Link to the repo in case anyone is interested before the official code is available and let's learn pytorch and fairseq! (my code is a bit of hacky though as I am new here)
https://github.com/ecchochan/roberta-squad

ecchochan on 9 Sep 2019

👍7 🎉4

All 8 comments

Yes, we will provide scripts and a README for SQuAD finetuning soon.

myleott on 1 Aug 2019

any update?

Damcy on 28 Aug 2019

Sorry, we still need to refactor and cleanup the code. We will release it, but in the meantime you can try using the SQuAD finetuning for RoBERTa in pytorch-transformers.

myleott on 29 Aug 2019

I followed the hyper parameters in the roBERTa paper, using fairseq to train roBERTa on SQuAD task.

Input representation: <s> Passage here. </s> Q: Question here? </s>

Effective Batch Size:   48 

Batch Size per GPU:     3 
No. of GPU:             8 
Update Freq.:           2

Max Epochs:             2
Total No. of Updates:   5430
Warmup ratio:           0.06
Warmup Updates:         326

Learning Rate:          1.5e-5 
Weight Decay:           0.01 
Learning Rate Decay:    Linear
Adam eps:               1e-6

I got the following evaluation:

{
  "best_exact": 85.21014065526826,
  "best_exact_thresh": -1.6142578125,
  "best_f1": 88.29940280085873,
  "best_f1_thresh": -1.572265625
}

Some distance from 89.4 in the paper :(

Did I miss something? Thank you for the great work!

ecchochan on 9 Sep 2019

👍7 🎉4

Hi! Thanks for all the RoBERTa usage examples. I wonder if we can expect SQuAD finetuning example anytime soon?
I've been experimenting with adding different intermediate finetuning tasks to RoBERTa and I'm seeing some interesting results on GLUE. It would be great if I could test my approach on SQuAD as well.
By the way, GLUE finetuning example is awesome!
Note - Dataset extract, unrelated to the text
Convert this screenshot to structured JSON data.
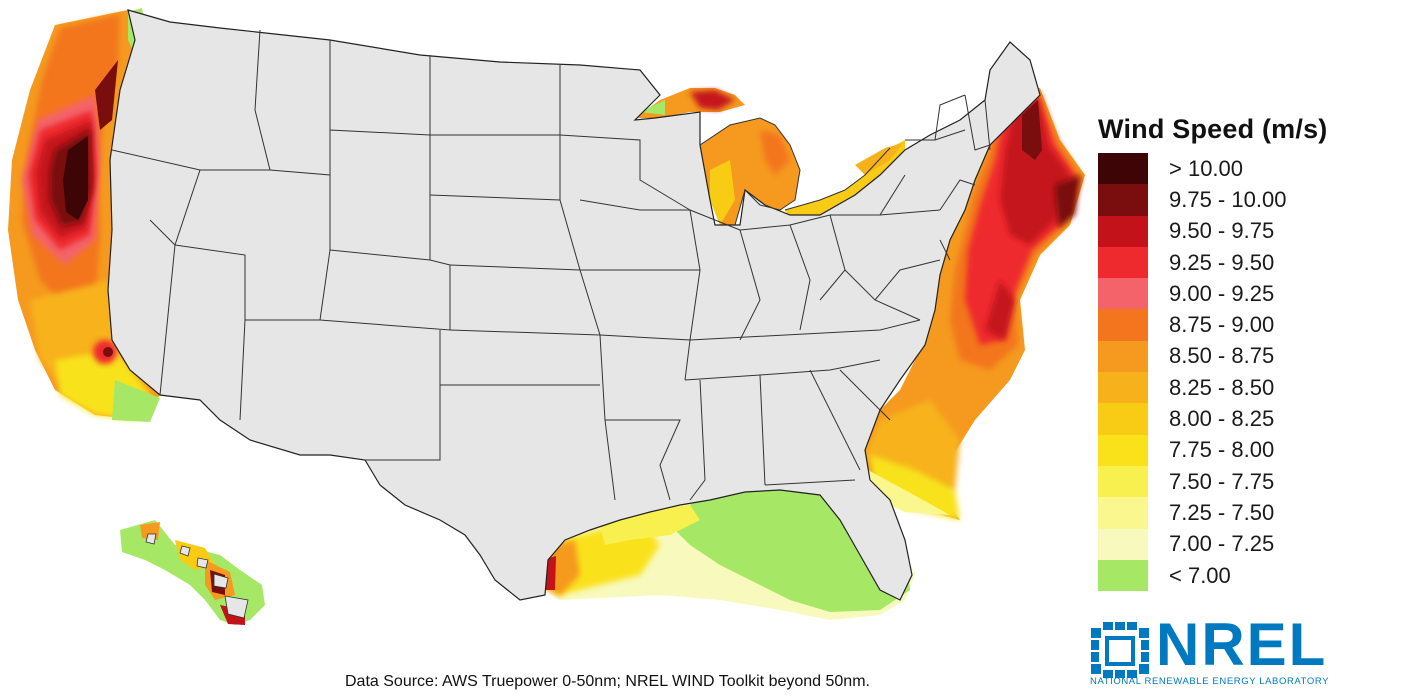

OlegPlatonov on 3 Nov 2019

@yinhanliu

myleott on 17 Dec 2019

Any update?

motefly on 7 May 2020

This is one of the most important benchmark for question answering. The reproduction of the SOTA number is very useful to help the community to further improve accuracy. Would be appreciated if you can make the fine-tuning script available soon. Thanks!